Whatever premium the party places on the pledge, the fact remains, and the Payman case underlines, that it sets up an impossible conflict of interest within a party that claims, not just a labour heritage, but a current and future desire to represent the progressive values of a diverse nation of the twenty-first century. Leaking to right-wing media against a young Muslim senator, and worse, letting it be known that the party might try to exclude her from the Senate altogether on the basis of her Afghan heritage, is the sort ham-fisted, racist-adjacent behaviour that is empowered by an outdated code of conduct like the pledge.

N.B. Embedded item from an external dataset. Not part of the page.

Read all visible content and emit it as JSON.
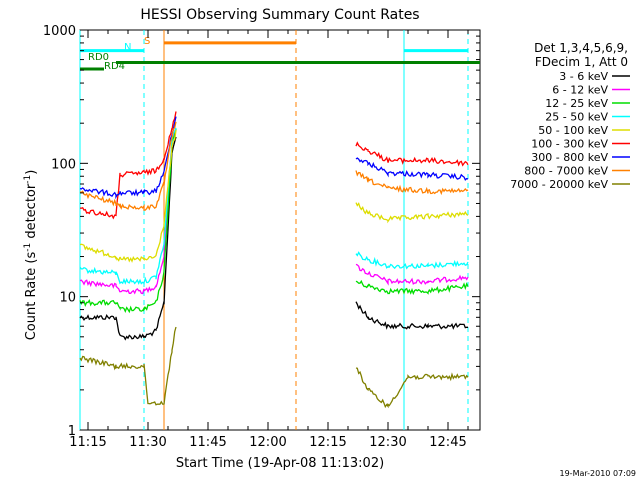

Structures that can’t bend risk snapping off at the knees, and unless Labor finds a way to accomodate the diversity they openly seek in recruiting young members like Senator Payman, the party may well keel over in the electorates of the outer suburbs, as early as the next election.
I guess I should clarify “post-party”. Not the end of parties; just the end of their dominance.
Labor Electoral Leagues, which are now called “local branches”.
Australian Socialist League.
Labor’s commitment to internal solidarity is also no doubt affected by its experience with “the split” and the emergence of the Democratic Labor Party after the 1955 Hobart party conference, but getting into all that is beyond the scope of this discussion. Again, the Bongiorno/Dreyenfurth book is worth a look.
For example, as Jenny Hocking notes: “Gough Whitlam understood better than most the travails of changing Labor policy in a party in which caucus solidarity, with decisions of the Labor caucus binding on all parliamentary members, is paramount. There was no shortage of times in which he chafed against the strictures of party discipline, famously coming close to expulsion himself for perceived ‘disloyalty’ to the ’12 witless men’ as he termed the party Executive, yet he never crossed the floor to vote against his own party and nor did any member of his government.”
As you imply, the internal culture of the Labor party hasn't really changed since the 1950s. The Split reflected that culture and helped to perpetuate it. It was still the dividing line in the 1980s, when Albanese, Plibersek, Shorten and others went through the process of political formation. And we see it today in the use of words like "rat" and "renegade" to describe what would, in any other party, be a fairly ordinary policy disagreement.
The public discussion has tended to polarise unhelpfully between a circling of the wagons in defence of Labor's existing system of collective party/caucus discipline, phrased in language that appeals to the Labor faithful but to few others, and a thoughtless dismissal of any form of collective party solidarity. Nobody has yet found a way to make representative democracy work without political parties (or their equivalents) playing some role, and a political party has to adhere to some system of collective solidarity and discipline in order to function as a party. Every party practices collective discipline: the Liberals are far less liberal than they make out in relation to how they have treated their own maverick MPs over the past few decades, and it is not that long since Lee Rhiannon was suspended from the Greens party room because of her stance on an issue of education funding.
There is certainly a discussion to be had about whether Labor's particular regime of collective discipline is unduly rigid and no longer sustainable in its present form in contemporary Australian society and politics, and that discussion would include what kind of obligations a party can impose on its members and representatives in relation to a situation like that in Israel/Palestine, where widely differing views exist not only among its members but within its support base.